For Whom Does the Watch Have Value

Collections
1500782
Title
For Whom Does the Watch Have Value
Year/Period
2001
Region
Cambodia
Dimension
Object size: 144.5 x 216.5 cm
Accession No.
2021-00667

Long Sophea was among the most prominent and influential artists in Cambodia during the late 1990s and early 2000s, a period which saw the emergence of new artistic approaches (“contemporary art”) there, as well as the re-entry of Cambodia into regional and global networks for art, such as biennales, after decades of isolation due to civil war and genocide. During this period, Sophea was the only exhibiting artist in Cambodia working in textiles, and also the most prominent artist in Cambodia who was a woman.

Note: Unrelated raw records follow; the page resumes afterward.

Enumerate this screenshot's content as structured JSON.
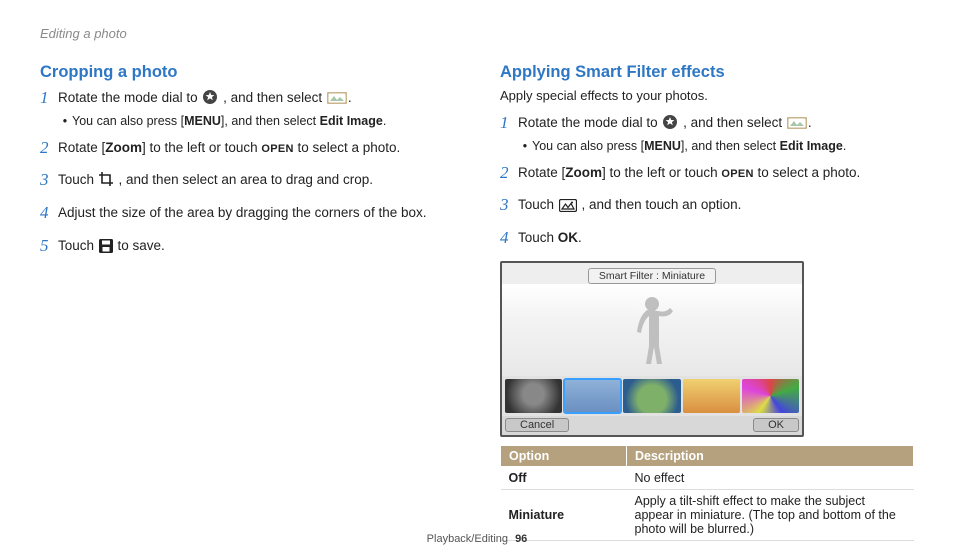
{
  "header": {
    "title": "Editing a photo"
  },
  "footer": {
    "section": "Playback/Editing",
    "page": "96"
  },
  "left": {
    "title": "Cropping a photo",
    "steps": [
      {
        "num": "1",
        "pre": "Rotate the mode dial to ",
        "mid": " , and then select ",
        "post": ".",
        "sub_pre": "You can also press [",
        "sub_menu": "MENU",
        "sub_mid": "], and then select ",
        "sub_bold": "Edit Image",
        "sub_post": "."
      },
      {
        "num": "2",
        "pre": "Rotate [",
        "bold": "Zoom",
        "mid": "] to the left or touch ",
        "open": "OPEN",
        "post": " to select a photo."
      },
      {
        "num": "3",
        "pre": "Touch ",
        "post": " , and then select an area to drag and crop."
      },
      {
        "num": "4",
        "text": "Adjust the size of the area by dragging the corners of the box."
      },
      {
        "num": "5",
        "pre": "Touch ",
        "post": " to save."
      }
    ]
  },
  "right": {
    "title": "Applying Smart Filter effects",
    "subtitle": "Apply special effects to your photos.",
    "steps": [
      {
        "num": "1",
        "pre": "Rotate the mode dial to ",
        "mid": " , and then select ",
        "post": ".",
        "sub_pre": "You can also press [",
        "sub_menu": "MENU",
        "sub_mid": "], and then select ",
        "sub_bold": "Edit Image",
        "sub_post": "."
      },
      {
        "num": "2",
        "pre": "Rotate [",
        "bold": "Zoom",
        "mid": "] to the left or touch ",
        "open": "OPEN",
        "post": " to select a photo."
      },
      {
        "num": "3",
        "pre": "Touch ",
        "post": " , and then touch an option."
      },
      {
        "num": "4",
        "pre": "Touch ",
        "ok": "OK",
        "post": "."
      }
    ],
    "screenshot": {
      "title": "Smart Filter : Miniature",
      "cancel": "Cancel",
      "ok": "OK"
    },
    "table": {
      "head_option": "Option",
      "head_desc": "Description",
      "rows": [
        {
          "name": "Off",
          "desc": "No effect"
        },
        {
          "name": "Miniature",
          "desc": "Apply a tilt-shift effect to make the subject appear in miniature. (The top and bottom of the photo will be blurred.)"
        }
      ]
    }
  }
}
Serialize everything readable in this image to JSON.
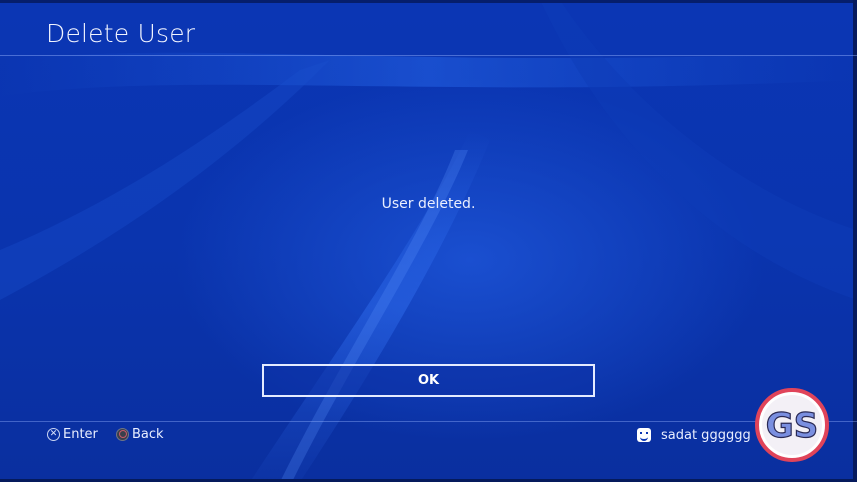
{
  "header": {
    "title": "Delete User"
  },
  "dialog": {
    "message": "User deleted.",
    "ok_label": "OK"
  },
  "footer": {
    "hints": [
      {
        "icon": "cross-button-icon",
        "label": "Enter"
      },
      {
        "icon": "circle-button-icon",
        "label": "Back"
      }
    ],
    "user": {
      "icon": "smiley-avatar-icon",
      "name": "sadat gggggg"
    }
  },
  "watermark": {
    "text": "GS",
    "colors": {
      "ring": "#e0445a",
      "fill": "#ffffff",
      "text": "#7a8fe0"
    }
  },
  "colors": {
    "background": "#0b36b4",
    "text": "#ffffff",
    "divider": "#96b4ff"
  }
}
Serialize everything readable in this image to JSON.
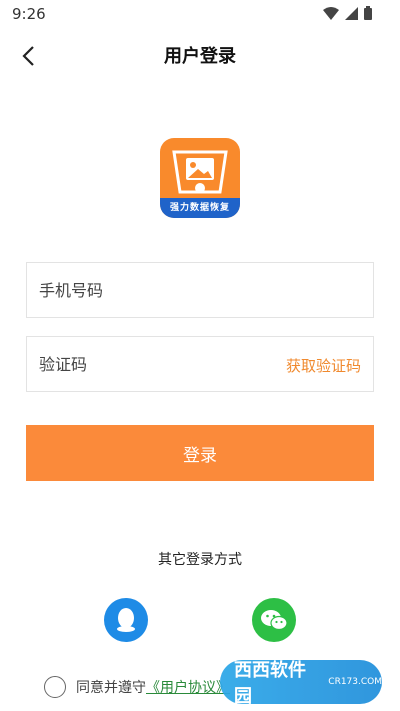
{
  "status_bar": {
    "time": "9:26"
  },
  "nav": {
    "title": "用户登录"
  },
  "logo": {
    "caption": "强力数据恢复"
  },
  "form": {
    "phone_placeholder": "手机号码",
    "code_placeholder": "验证码",
    "get_code_label": "获取验证码",
    "login_label": "登录"
  },
  "other_login": {
    "title": "其它登录方式",
    "options": [
      "qq-icon",
      "wechat-icon"
    ]
  },
  "agreement": {
    "prefix": "同意并遵守",
    "link": "《用户协议》"
  },
  "watermark": {
    "name": "西西软件园",
    "domain": "CR173.COM"
  },
  "colors": {
    "accent": "#fb8a3a",
    "qq": "#1e8be6",
    "wechat": "#2dbf45",
    "ribbon": "#1f63c9"
  }
}
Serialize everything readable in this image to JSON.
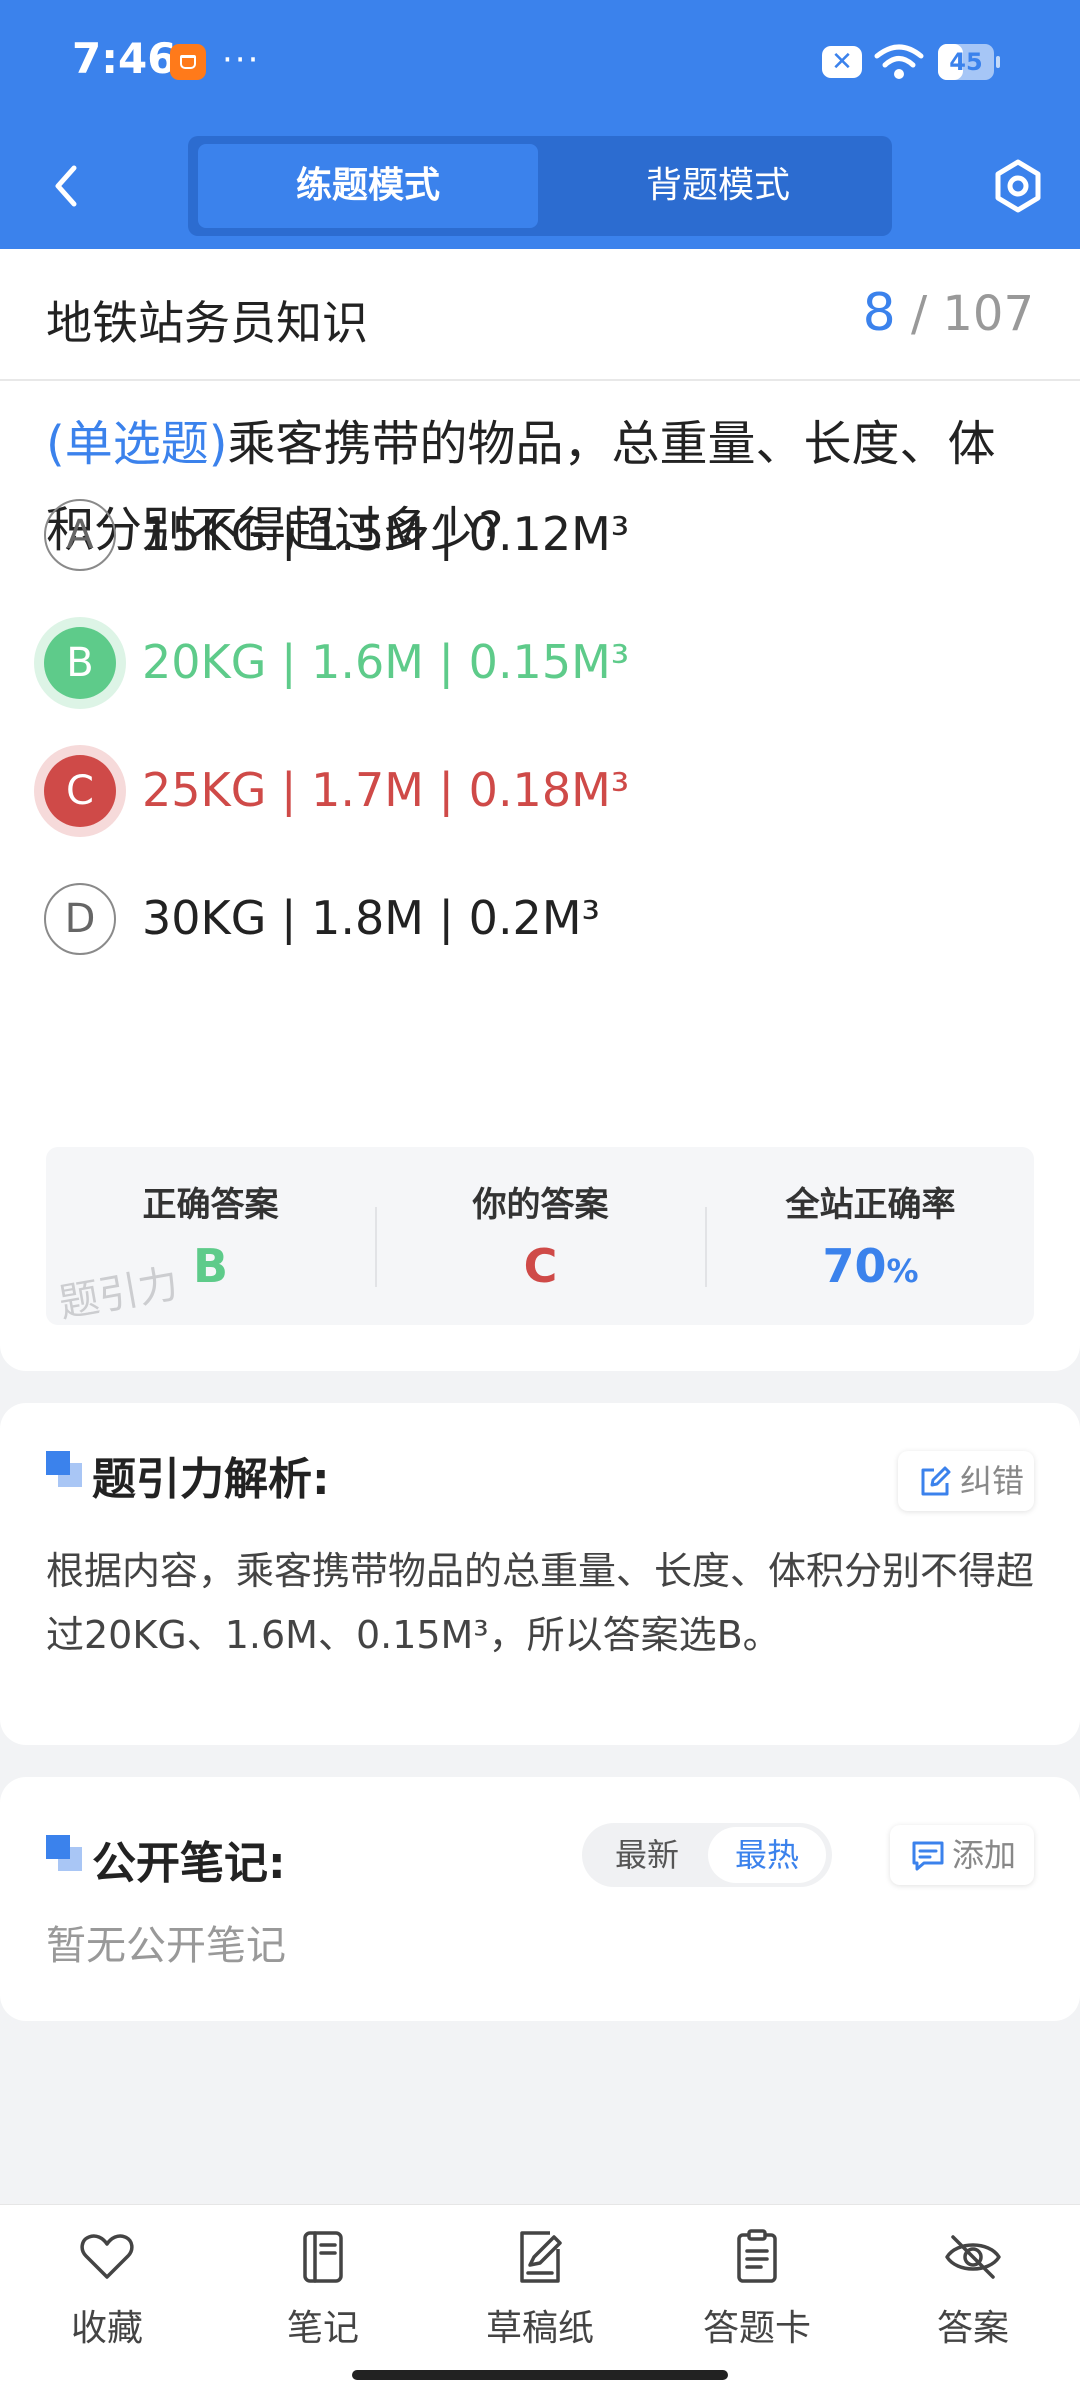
{
  "status_bar": {
    "time": "7:46",
    "dots": "···",
    "x_badge": "✕",
    "battery": "45",
    "battery_level": 0.45
  },
  "nav": {
    "tabs": [
      {
        "label": "练题模式",
        "active": true
      },
      {
        "label": "背题模式",
        "active": false
      }
    ]
  },
  "subject": {
    "title": "地铁站务员知识",
    "current": "8",
    "total": "/ 107"
  },
  "question": {
    "type_label": "(单选题)",
    "text": "乘客携带的物品，总重量、长度、体积分别不得超过多少?",
    "options": [
      {
        "letter": "A",
        "text": "15KG | 1.5M | 0.12M³",
        "state": "normal"
      },
      {
        "letter": "B",
        "text": "20KG | 1.6M | 0.15M³",
        "state": "correct"
      },
      {
        "letter": "C",
        "text": "25KG | 1.7M | 0.18M³",
        "state": "wrong"
      },
      {
        "letter": "D",
        "text": "30KG | 1.8M | 0.2M³",
        "state": "normal"
      }
    ]
  },
  "answer_summary": {
    "correct_label": "正确答案",
    "correct_value": "B",
    "yours_label": "你的答案",
    "yours_value": "C",
    "rate_label": "全站正确率",
    "rate_value": "70",
    "rate_unit": "%",
    "watermark": "题引力"
  },
  "analysis": {
    "title": "题引力解析:",
    "report_label": "纠错",
    "text": "根据内容，乘客携带物品的总重量、长度、体积分别不得超过20KG、1.6M、0.15M³，所以答案选B。"
  },
  "notes": {
    "title": "公开笔记:",
    "sort_latest": "最新",
    "sort_hot": "最热",
    "add_label": "添加",
    "empty_text": "暂无公开笔记"
  },
  "bottom_bar": {
    "items": [
      {
        "label": "收藏",
        "icon": "heart-icon"
      },
      {
        "label": "笔记",
        "icon": "notebook-icon"
      },
      {
        "label": "草稿纸",
        "icon": "draft-paper-icon"
      },
      {
        "label": "答题卡",
        "icon": "answer-sheet-icon"
      },
      {
        "label": "答案",
        "icon": "eye-off-icon"
      }
    ]
  },
  "colors": {
    "primary": "#3b82ec",
    "correct": "#5ecb8a",
    "wrong": "#cf4a48"
  }
}
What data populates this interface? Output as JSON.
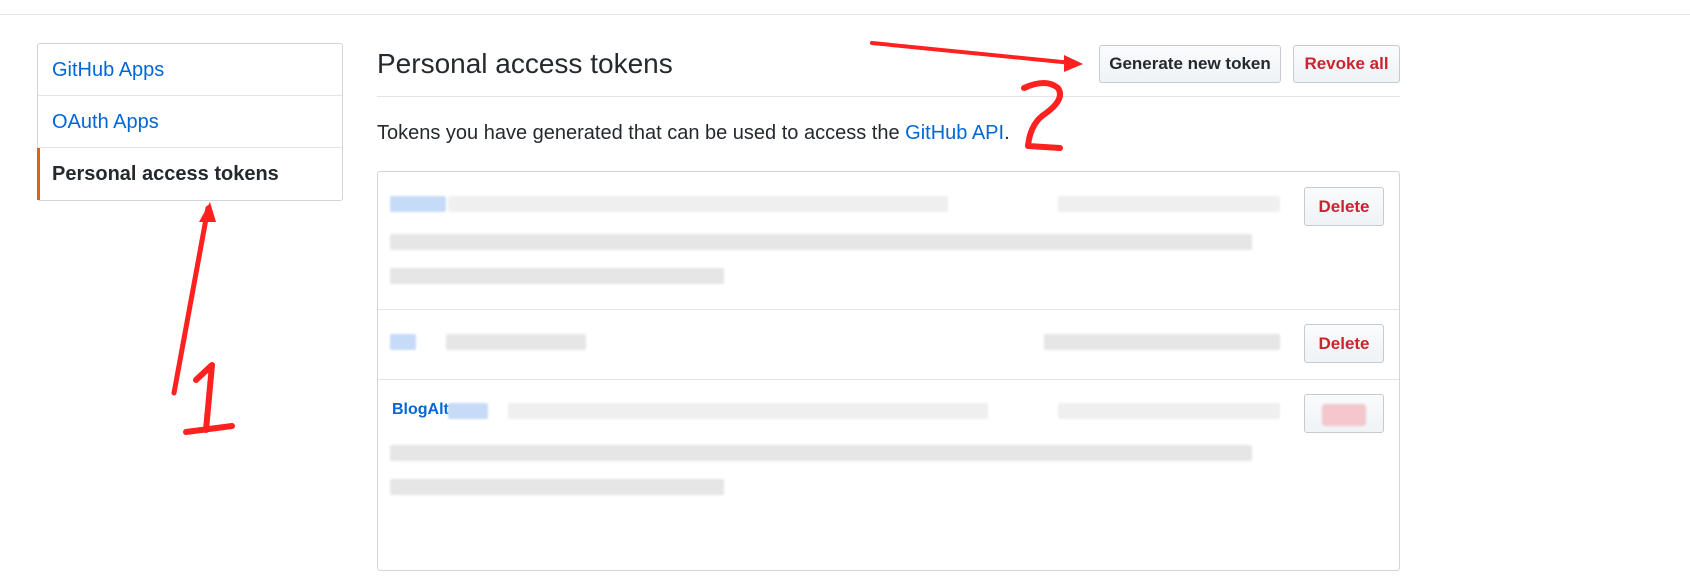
{
  "sidebar": {
    "items": [
      {
        "label": "GitHub Apps"
      },
      {
        "label": "OAuth Apps"
      },
      {
        "label": "Personal access tokens",
        "selected": true
      }
    ]
  },
  "main": {
    "title": "Personal access tokens",
    "buttons": {
      "generate": "Generate new token",
      "revoke_all": "Revoke all"
    },
    "description": {
      "prefix": "Tokens you have generated that can be used to access the ",
      "link": "GitHub API",
      "suffix": "."
    },
    "tokens": [
      {
        "delete_label": "Delete"
      },
      {
        "delete_label": "Delete"
      },
      {
        "name": "BlogAlt",
        "delete_label": "Delete"
      }
    ]
  },
  "annotations": {
    "arrow_1_label": "1",
    "arrow_2_label": "2",
    "color": "#ff2020"
  },
  "colors": {
    "link": "#0366d6",
    "danger": "#cb2431",
    "selected_marker": "#e36209"
  }
}
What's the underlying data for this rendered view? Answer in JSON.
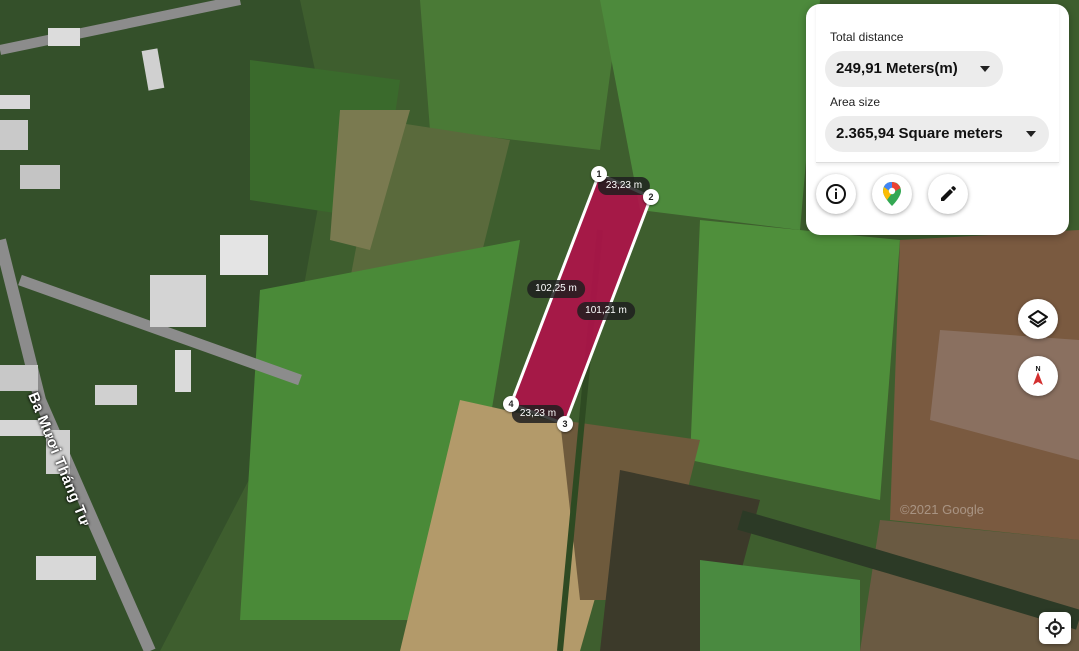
{
  "map": {
    "street_name": "Ba Mươi Tháng Tư",
    "watermark": "©2021 Google",
    "vertices": [
      "1",
      "2",
      "3",
      "4"
    ],
    "segment_labels": {
      "top": "23,23 m",
      "bottom": "23,23 m",
      "left": "102,25 m",
      "right": "101,21 m"
    },
    "polygon_color": "#b0124a"
  },
  "panel": {
    "distance_label": "Total distance",
    "distance_value": "249,91 Meters(m)",
    "area_label": "Area size",
    "area_value": "2.365,94 Square meters"
  },
  "icons": {
    "info": "info-icon",
    "maps": "google-maps-icon",
    "edit": "pencil-icon",
    "layers": "layers-icon",
    "compass": "compass-icon",
    "location": "my-location-icon"
  },
  "colors": {
    "accent_red": "#d32f2f",
    "panel_bg": "#ffffff",
    "select_bg": "#ececec"
  }
}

Sophea was also one of the only women among a group of around 25 Cambodian artists sent for postgraduate study in the former Soviet Union. She studied in Moscow, writing a Masters dissertation in Russian on aspects of textile arts and Khmer aesthetics, and graduating from the from the Moscow Institute of Industrial and Fine Arts in 1992. For Whom Does the Watch Have Value is part of a series of work produced for two major projects: an unrealised public art commission in Phnom Penh planned by Reyum during the early 2000s and the 2nd Fukuoka Asian Art Triennale in 2002. The work uses a deconstructed image of a clockface to explore visual representations of differing conceptions of time and chronology, and to consider the inescapability of time for human beings. The clock, which connotes a rational, linear and Western sense of time – which the artist refers to as the realm of humans whose life is regulated by measured time – dissolves, in the left side of the work, into swirls of purples and blacks highlighted in white outline, which suggests an otherworldly reality, which is free of measured time, but in which people cannot live. As in Long Sophea’s other works of the period, such as The Value of Life, the artwork rewards a slow viewing from multiple vantage points. The symbolism of the composition can be perceived from a distance, but at close range, the work shifts into a riotous play of different textural treatments of planes and lines of colour, including brushstrokes, crackles from wax, and delicately applied highlights.